SECTION NINE. GOVERNING LAW
This Agreement shall be governed by, and construed in accordance with, the laws of the State of California. This Agreement is for the benefit of and may be enforced directly by either Party. In the event of any dispute between the parties arising out of this Agreement, the prevailing party shall be entitled to recover its attorneys fees and costs. The venue for any dispute arising or related to this Agreement shall be the Superior Court of Orange County, California. All parties hereby submit to the jurisdiction of the Superior Court of Orange County, California by signing this Agreement. Further, both Parties have been involved in the negotiation and/or drafting of this Agreement. Accordingly, this Agreement shall not be construed against any Party.
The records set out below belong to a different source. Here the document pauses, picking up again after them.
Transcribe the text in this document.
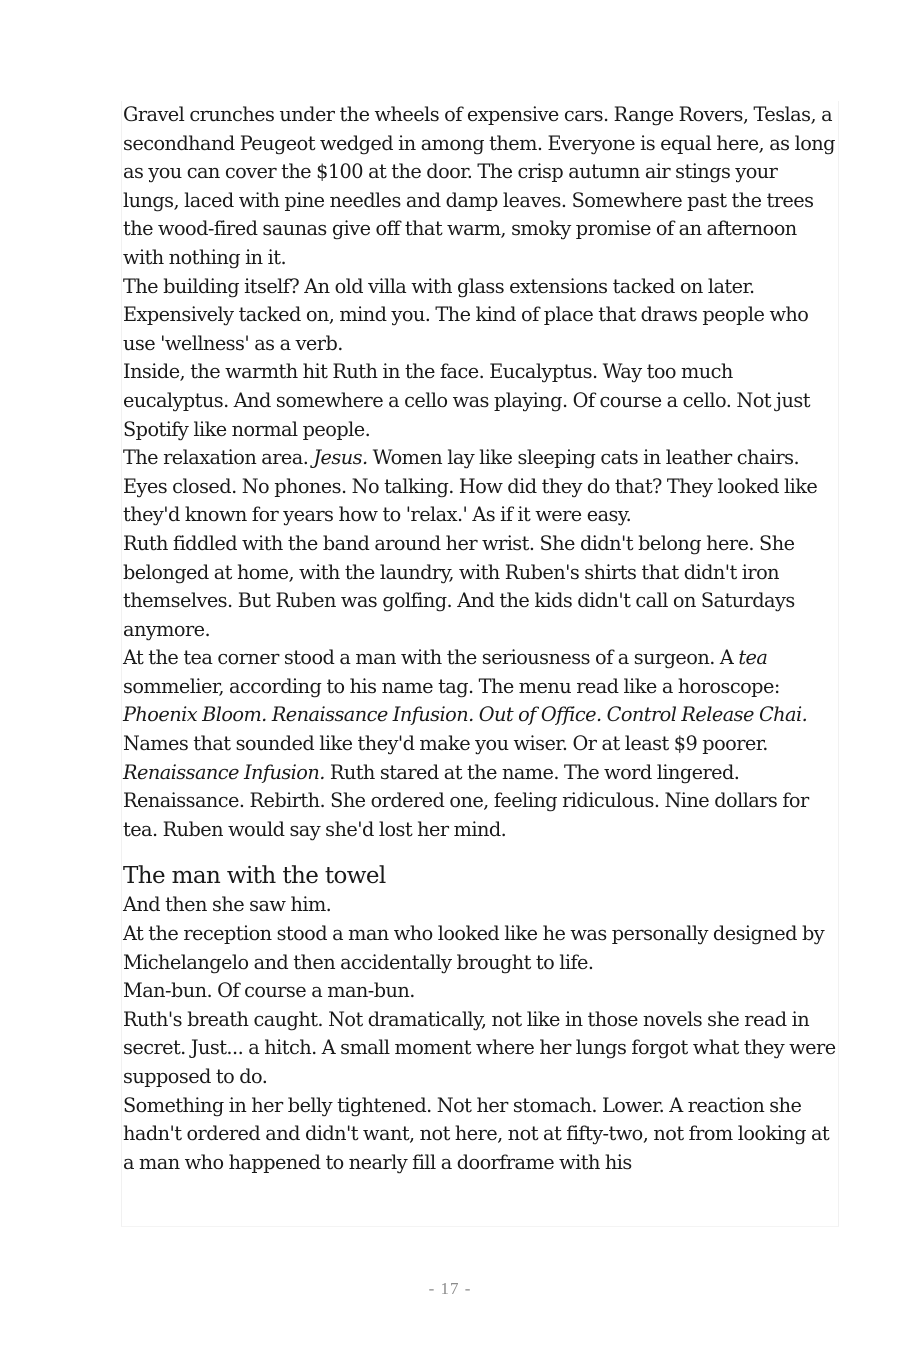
Gravel crunches under the wheels of expensive cars. Range Rovers, Teslas, a secondhand Peugeot wedged in among them. Everyone is equal here, as long as you can cover the $100 at the door. The crisp autumn air stings your lungs, laced with pine needles and damp leaves. Somewhere past the trees the wood-fired saunas give off that warm, smoky promise of an afternoon with nothing in it.

The building itself? An old villa with glass extensions tacked on later. Expensively tacked on, mind you. The kind of place that draws people who use 'wellness' as a verb.

Inside, the warmth hit Ruth in the face. Eucalyptus. Way too much eucalyptus. And somewhere a cello was playing. Of course a cello. Not just Spotify like normal people.

The relaxation area. Jesus. Women lay like sleeping cats in leather chairs. Eyes closed. No phones. No talking. How did they do that? They looked like they'd known for years how to 'relax.' As if it were easy.

Ruth fiddled with the band around her wrist. She didn't belong here. She belonged at home, with the laundry, with Ruben's shirts that didn't iron themselves. But Ruben was golfing. And the kids didn't call on Saturdays anymore.

At the tea corner stood a man with the seriousness of a surgeon. A tea sommelier, according to his name tag. The menu read like a horoscope: Phoenix Bloom. Renaissance Infusion. Out of Office. Control Release Chai. Names that sounded like they'd make you wiser. Or at least $9 poorer.

Renaissance Infusion. Ruth stared at the name. The word lingered. Renaissance. Rebirth. She ordered one, feeling ridiculous. Nine dollars for tea. Ruben would say she'd lost her mind.

The man with the towel

And then she saw him.

At the reception stood a man who looked like he was personally designed by Michelangelo and then accidentally brought to life.

Man-bun. Of course a man-bun.

Ruth's breath caught. Not dramatically, not like in those novels she read in secret. Just... a hitch. A small moment where her lungs forgot what they were supposed to do.

Something in her belly tightened. Not her stomach. Lower. A reaction she hadn't ordered and didn't want, not here, not at fifty-two, not from looking at a man who happened to nearly fill a doorframe with his

- 17 -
SECTION TEN. MODIFICATION OF AGREEMENT & CONFIDENTIALITY
This Agreement may not be altered, modified, or amended except in writing properly executed by the Parties. The existence of this Agreement and the terms of this Agreement shall be kept strictly confidential for the protection of Client and the protection of TIA’s Trade Secrets and Confidential Information.
SECTION ELEVEN. ENTIRE AGREEMENT
This Agreement represents the whole and entire Agreement between the parties. TIA has made no other agreements or representations, oral or written.
In witness of the above, the parties have executed this Agreement, which is to be performed in Orange County, California at Orange County, California the day and year first written above. You will agree to this agreement when clicking agree in checkout.